Au Royaume-Uni, il y a des droits d’entrée dans les universités. Mais ces frais d’inscription ont un maximum légal (9 000 £ annuels), et le gouvernement offre des prêts pour financer l’intégralité de ces frais, ainsi que le quotidien des étudiants pendant leurs études. Mais rien à voir avec le système américain : ces prêts ont un fonctionnement très intelligent. Vous ne commencez en effet à les repayer que lorsque votre salaire dépasse un seuil, en pratique proche de 2 fois le salaire minimum (17 335 £ par an). Et si après 25 ans vous n’avez pas totalement repayé votre prêt, il est annulé.
Ce système est astucieux car il donne me semble-t-il les bons signaux : il finance les études des jeunes, tout en les incitant à choisir des formations qui leurs donnent des revenus intéressant, et sans pour autant étrangler ceux qui ont malheureusement des difficultés à trouver un emploi après leurs études.

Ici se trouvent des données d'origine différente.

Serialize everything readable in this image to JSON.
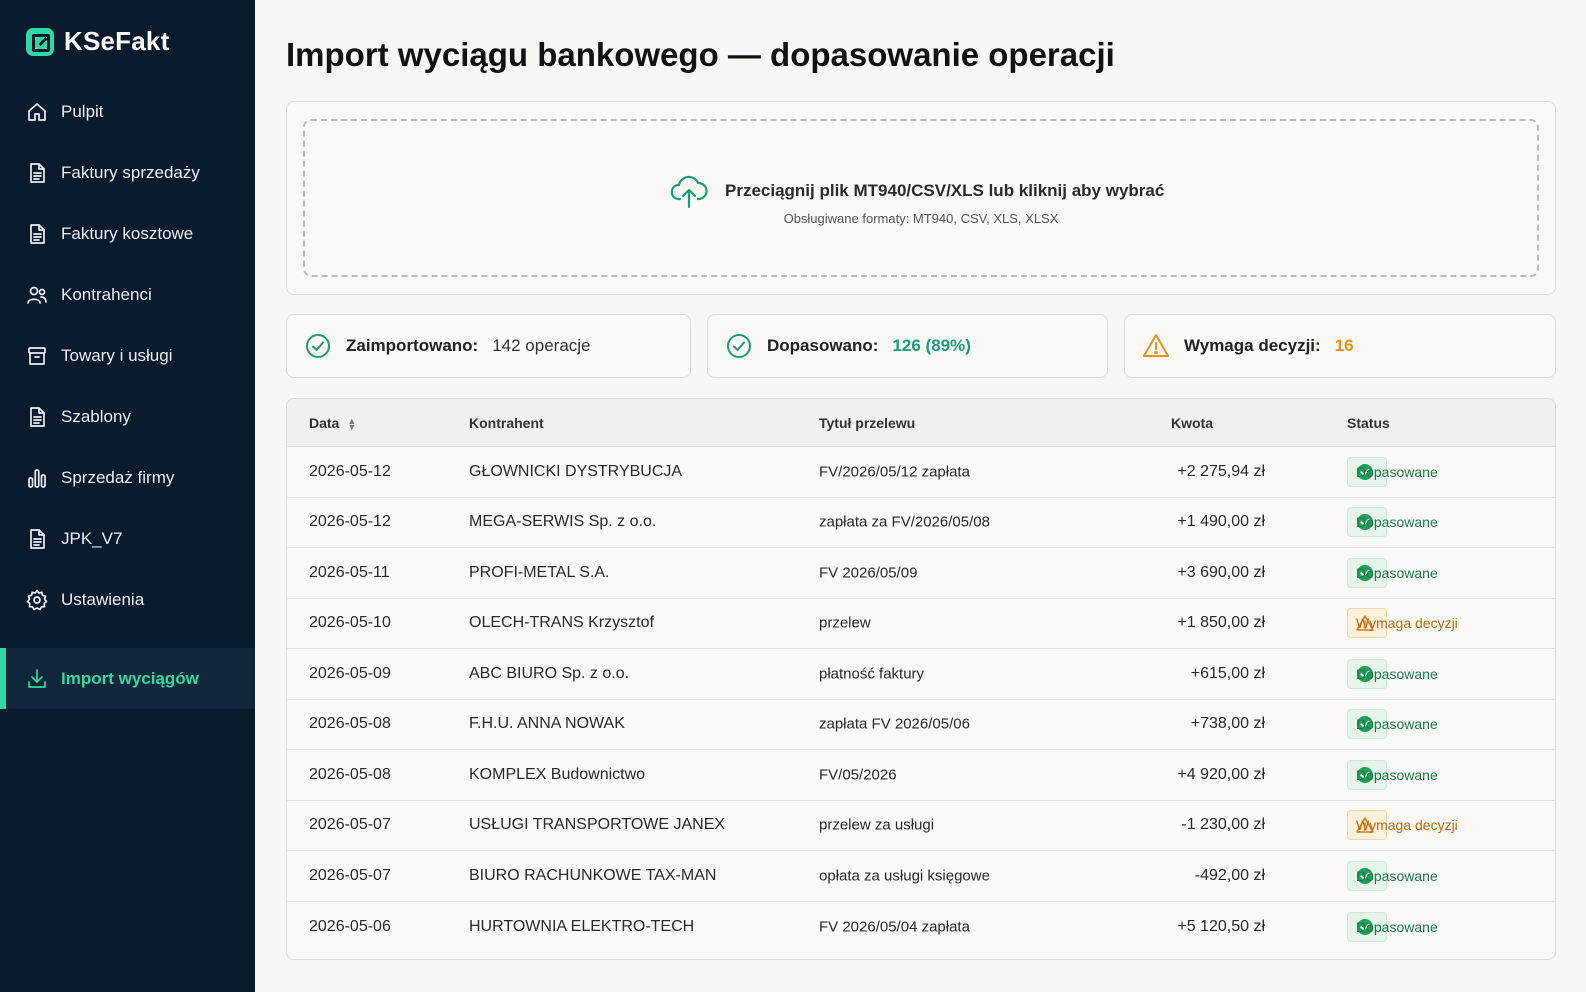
{
  "app": {
    "name": "KSeFakt"
  },
  "sidebar": {
    "items": [
      {
        "label": "Pulpit",
        "icon": "home-icon"
      },
      {
        "label": "Faktury sprzedaży",
        "icon": "document-icon"
      },
      {
        "label": "Faktury kosztowe",
        "icon": "document-icon"
      },
      {
        "label": "Kontrahenci",
        "icon": "users-icon"
      },
      {
        "label": "Towary i usługi",
        "icon": "box-icon"
      },
      {
        "label": "Szablony",
        "icon": "document-icon"
      },
      {
        "label": "Sprzedaż firmy",
        "icon": "bar-chart-icon"
      },
      {
        "label": "JPK_V7",
        "icon": "document-icon"
      },
      {
        "label": "Ustawienia",
        "icon": "gear-icon"
      },
      {
        "label": "Import wyciągów",
        "icon": "download-icon",
        "active": true
      }
    ]
  },
  "page": {
    "title": "Import wyciągu bankowego — dopasowanie operacji"
  },
  "dropzone": {
    "text": "Przeciągnij plik MT940/CSV/XLS  lub kliknij aby wybrać",
    "formats": "Obsługiwane formaty: MT940, CSV, XLS, XLSX"
  },
  "stats": {
    "imported": {
      "label": "Zaimportowano:",
      "value": "142 operacje"
    },
    "matched": {
      "label": "Dopasowano:",
      "value": "126 (89%)"
    },
    "pending": {
      "label": "Wymaga decyzji:",
      "value": "16"
    }
  },
  "colors": {
    "accent": "#2fd8a4",
    "sidebar": "#0c1a2e",
    "ok": "#1a9e78",
    "warn": "#e8911a"
  },
  "table": {
    "headers": {
      "date": "Data",
      "contractor": "Kontrahent",
      "title": "Tytuł przelewu",
      "amount": "Kwota",
      "status": "Status"
    },
    "rows": [
      {
        "date": "2026-05-12",
        "contractor": "GŁOWNICKI DYSTRYBUCJA",
        "title": "FV/2026/05/12 zapłata",
        "amount": "+2 275,94 zł",
        "status": "Dopasowane",
        "kind": "ok"
      },
      {
        "date": "2026-05-12",
        "contractor": "MEGA-SERWIS Sp. z o.o.",
        "title": "zapłata za FV/2026/05/08",
        "amount": "+1 490,00 zł",
        "status": "Dopasowane",
        "kind": "ok"
      },
      {
        "date": "2026-05-11",
        "contractor": "PROFI-METAL S.A.",
        "title": "FV 2026/05/09",
        "amount": "+3 690,00 zł",
        "status": "Dopasowane",
        "kind": "ok"
      },
      {
        "date": "2026-05-10",
        "contractor": "OLECH-TRANS Krzysztof",
        "title": "przelew",
        "amount": "+1 850,00 zł",
        "status": "Wymaga decyzji",
        "kind": "warn"
      },
      {
        "date": "2026-05-09",
        "contractor": "ABC BIURO Sp. z o.o.",
        "title": "płatność faktury",
        "amount": "+615,00 zł",
        "status": "Dopasowane",
        "kind": "ok"
      },
      {
        "date": "2026-05-08",
        "contractor": "F.H.U. ANNA NOWAK",
        "title": "zapłata FV 2026/05/06",
        "amount": "+738,00 zł",
        "status": "Dopasowane",
        "kind": "ok"
      },
      {
        "date": "2026-05-08",
        "contractor": "KOMPLEX Budownictwo",
        "title": "FV/05/2026",
        "amount": "+4 920,00 zł",
        "status": "Dopasowane",
        "kind": "ok"
      },
      {
        "date": "2026-05-07",
        "contractor": "USŁUGI TRANSPORTOWE JANEX",
        "title": "przelew za usługi",
        "amount": "-1 230,00 zł",
        "status": "Wymaga decyzji",
        "kind": "warn"
      },
      {
        "date": "2026-05-07",
        "contractor": "BIURO RACHUNKOWE TAX-MAN",
        "title": "opłata za usługi księgowe",
        "amount": "-492,00 zł",
        "status": "Dopasowane",
        "kind": "ok"
      },
      {
        "date": "2026-05-06",
        "contractor": "HURTOWNIA ELEKTRO-TECH",
        "title": "FV 2026/05/04 zapłata",
        "amount": "+5 120,50 zł",
        "status": "Dopasowane",
        "kind": "ok"
      }
    ]
  }
}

Gilles Saint-Paul : Cette mesure s’inscrit dans le credo socialiste, qui stipule d’une part que les questions d’incitation sont négligeables, et d’autre part que toute situation individuelle difficile se résout par de l’aide publique. Ainsi a-t-on vu s’entasser au fil des années des allocations de toutes sortes : RMI, CMU, RSA, API, AME, etc, ce qui sur le long terme a favorisé l’inactivité et n’a pas empêché les rues de se peupler de SDF. Mais on ne renonce pas à une logique qui perd. Les prolongations de bourses complètent les mesures de soutien pour les jeunes sans emploi et sans diplômes qui ont déjà été décidées, et l’on se dirige en fait vers un abaissement de la limite d’âge pour être éligible au RSA. Bien entendu, personne ne se demande pourquoi, historiquement, cette limite avait été fixée à 25 ans. C’est parce que l’on craignait les effets pervers qu’implique le fait d’offrir une garantie de ressources dès la fin des études. Cela risque de s’avérer tentant pour nombre de jeunes et de les préparer à une vie d’assistanat. De plus, de nombreux étudiants prendront avantage de cette mesure pour remettre à plus tard leur recherche d’emploi, ce qui est également dangereux pour eux. 

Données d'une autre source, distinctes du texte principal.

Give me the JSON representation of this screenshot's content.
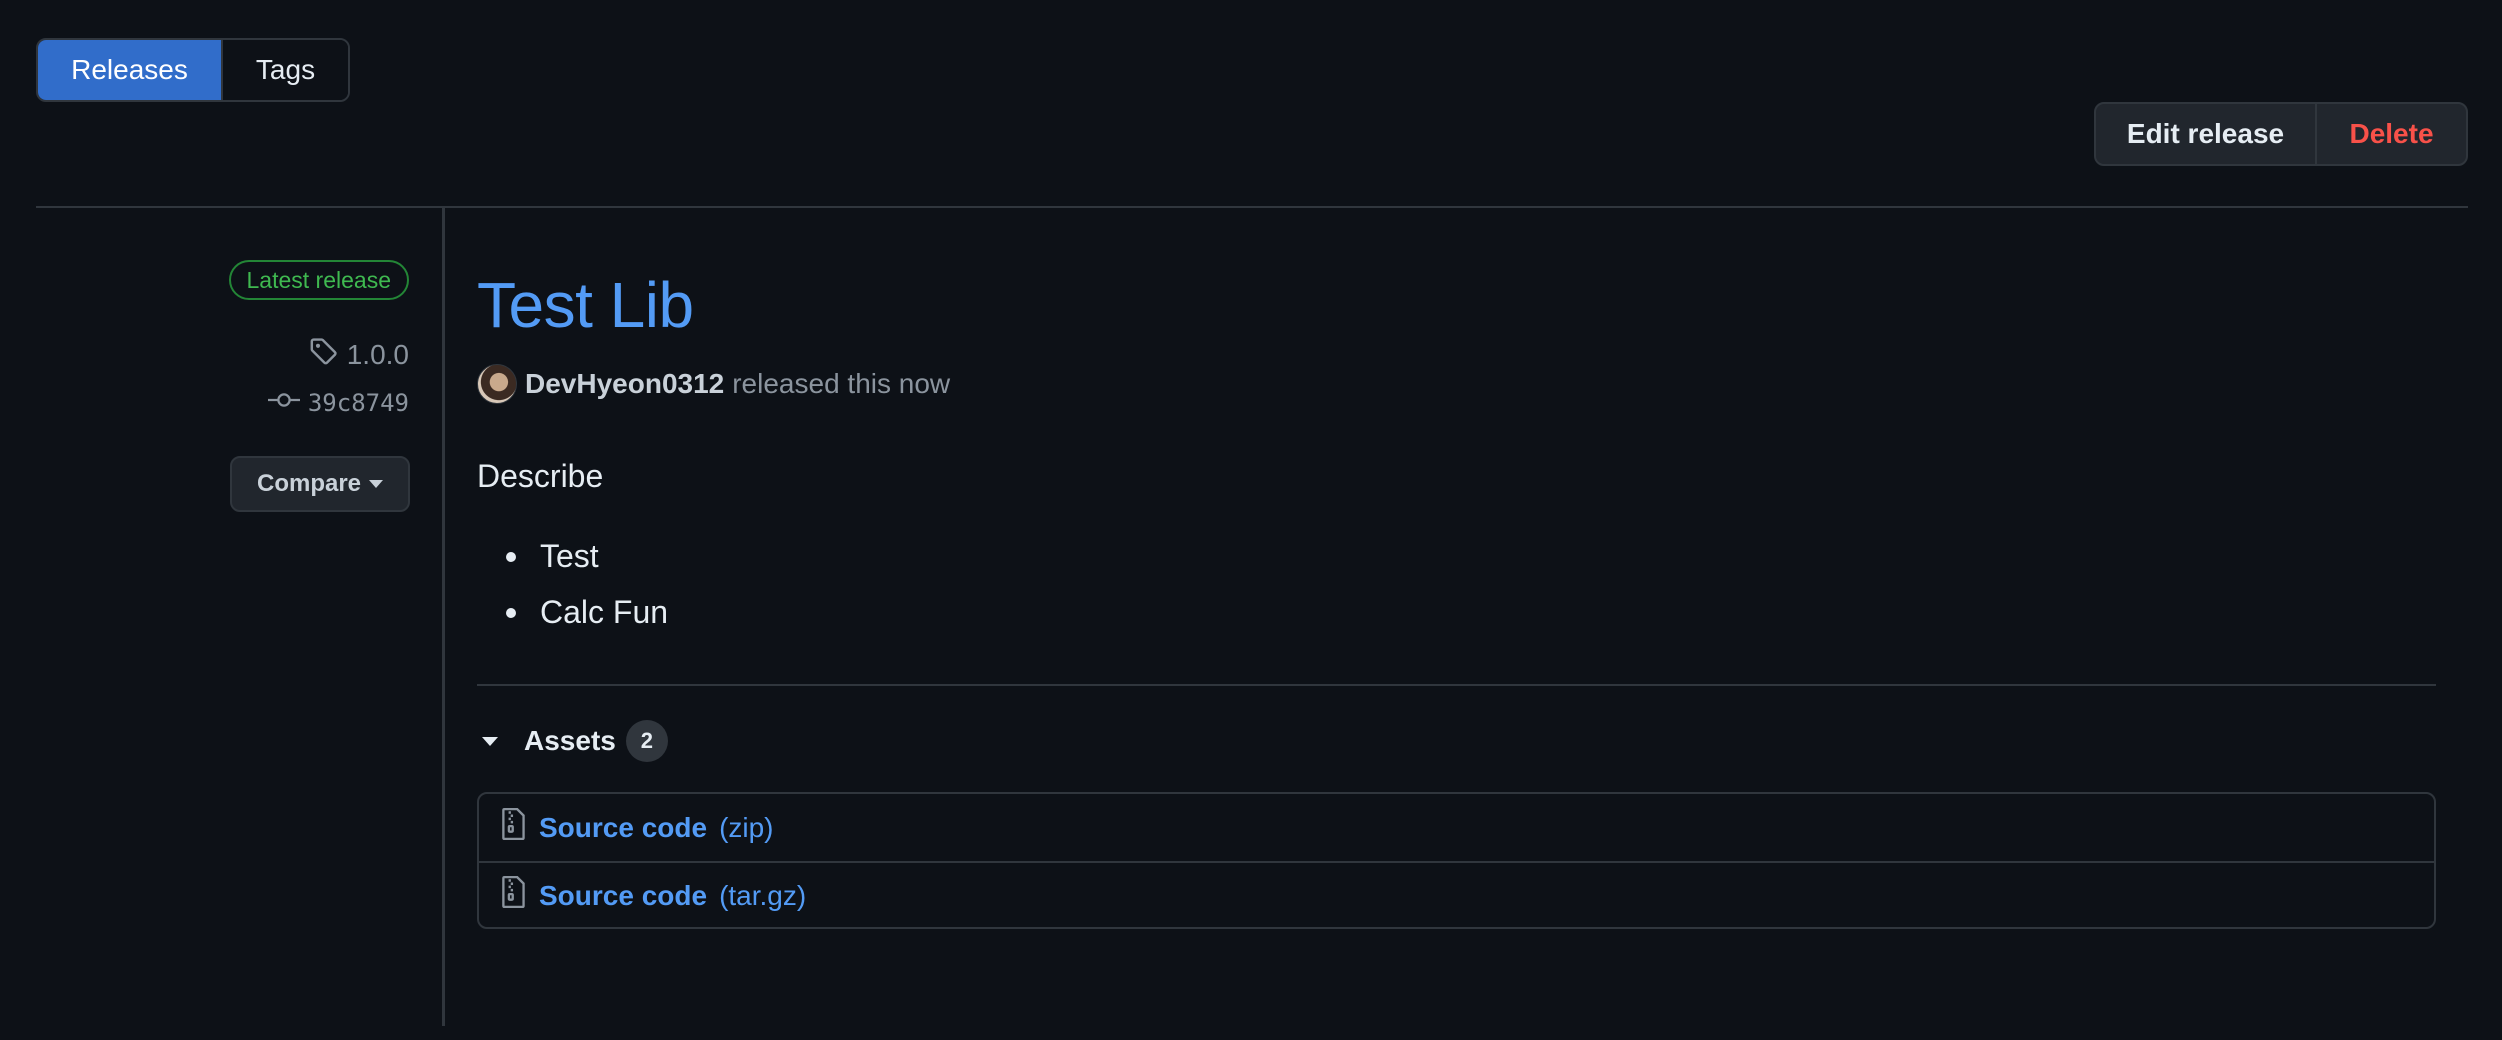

A qui s'adresse en réalité ce plan d'un point de vue sociologique ? Sachant que les jeunes dont les parents ont des revenus élevés n'ont pas besoin d'aide. Ceux dont les parents ne peuvent pas du tout les aider sont contraints de travailler très vite. Dès lors, le gouvernement vise-t-il exclusivement une petite bourgeoisie où les parents peuvent aider un peu leurs enfants, mais pas assez pour que ceux-ci attendent des mois avant d'accepter un premier emploi ?

Guillaume Sarlat : Le phénomène social majeur de ces dernières années, c’est la baisse des revenus et du pouvoir d’achat de la classe moyenne. Il faut savoir que le revenu médian recule en France aujourd’hui.

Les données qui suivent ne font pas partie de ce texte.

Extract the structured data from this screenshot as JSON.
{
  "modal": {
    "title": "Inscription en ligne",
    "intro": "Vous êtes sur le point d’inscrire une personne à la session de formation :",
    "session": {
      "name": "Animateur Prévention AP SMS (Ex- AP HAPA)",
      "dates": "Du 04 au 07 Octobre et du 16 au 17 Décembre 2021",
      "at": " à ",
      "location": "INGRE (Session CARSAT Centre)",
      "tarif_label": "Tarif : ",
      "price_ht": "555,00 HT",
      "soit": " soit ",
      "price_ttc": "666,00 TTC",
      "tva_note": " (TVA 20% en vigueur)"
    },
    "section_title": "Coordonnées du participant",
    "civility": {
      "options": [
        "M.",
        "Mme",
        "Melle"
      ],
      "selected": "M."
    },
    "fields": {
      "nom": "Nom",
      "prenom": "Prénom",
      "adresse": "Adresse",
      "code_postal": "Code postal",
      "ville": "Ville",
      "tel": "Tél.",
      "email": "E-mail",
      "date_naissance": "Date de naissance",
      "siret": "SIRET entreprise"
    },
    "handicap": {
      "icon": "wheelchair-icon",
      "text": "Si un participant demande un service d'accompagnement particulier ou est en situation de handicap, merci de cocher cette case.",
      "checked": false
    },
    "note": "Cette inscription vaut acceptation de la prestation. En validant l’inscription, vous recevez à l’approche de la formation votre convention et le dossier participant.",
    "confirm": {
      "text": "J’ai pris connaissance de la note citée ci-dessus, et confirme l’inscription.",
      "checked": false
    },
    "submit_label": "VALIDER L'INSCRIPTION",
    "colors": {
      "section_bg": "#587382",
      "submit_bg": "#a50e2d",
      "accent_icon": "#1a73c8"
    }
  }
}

Ces familles des classes moyennes (on devrait plutôt dire des classes médianes d’ailleurs !) dont le revenu diminue ont nécessairement plus de difficultés aujourd’hui à subvenir aux moyens de leurs enfants, surtout dans un contexte où le marché du travail est très fermé et où leur enfants doivent donc enchaîner des formations de plus en plus longues, puis des stages successifs mal rémunérés.
Donc oui, le plan pour les jeunes est un plan pour les classes moyennes, que François Hollande doit reconquérir dans la perspective de 2017, après les très impopulaires mesures fiscales du début de mandat, dont il a d’ailleurs déjà reconnu en septembre dernier qu’elles avaient été inappropriées.

Gilles Saint-Paul : Le gouvernement essaye de donner des os à ronger à sa clientèle, tout en limitant la casse. Les augmentations d’effectifs en BTS et IUT promises sont relativement modestes. Le mécanisme de garantie des loyers poursuit la socialisation du marché du logement initiée par la loi Duflot, avec selon moi des conséquences calamiteuses à long terme (émergence de comportements opportunistes et d’un important "trou" financier de la GUL). Enfin, le gouvernement promet d’accroître la taxation des CDD, mais d’une quantité qui reste à déterminer par les partenaires sociaux. Ces mesures reflètent la diversité de la coalition représentée par le PS : syndicats du secteur privé, petite bourgeoisie laïque, milieux de l’éducation nationale, secteur associatif des "quartiers", etc. 

Au lieu de nous contenter de cette "politique de la rustine", quel exemple de pays développé pourrions-nous suivre, afin de lutter efficacement contre les causes de la précarité et du chômage des jeunes ? Comment s'y prennent ceux qui ont réussi à sortir de l'immobilisme et à réformer en profondeur ? 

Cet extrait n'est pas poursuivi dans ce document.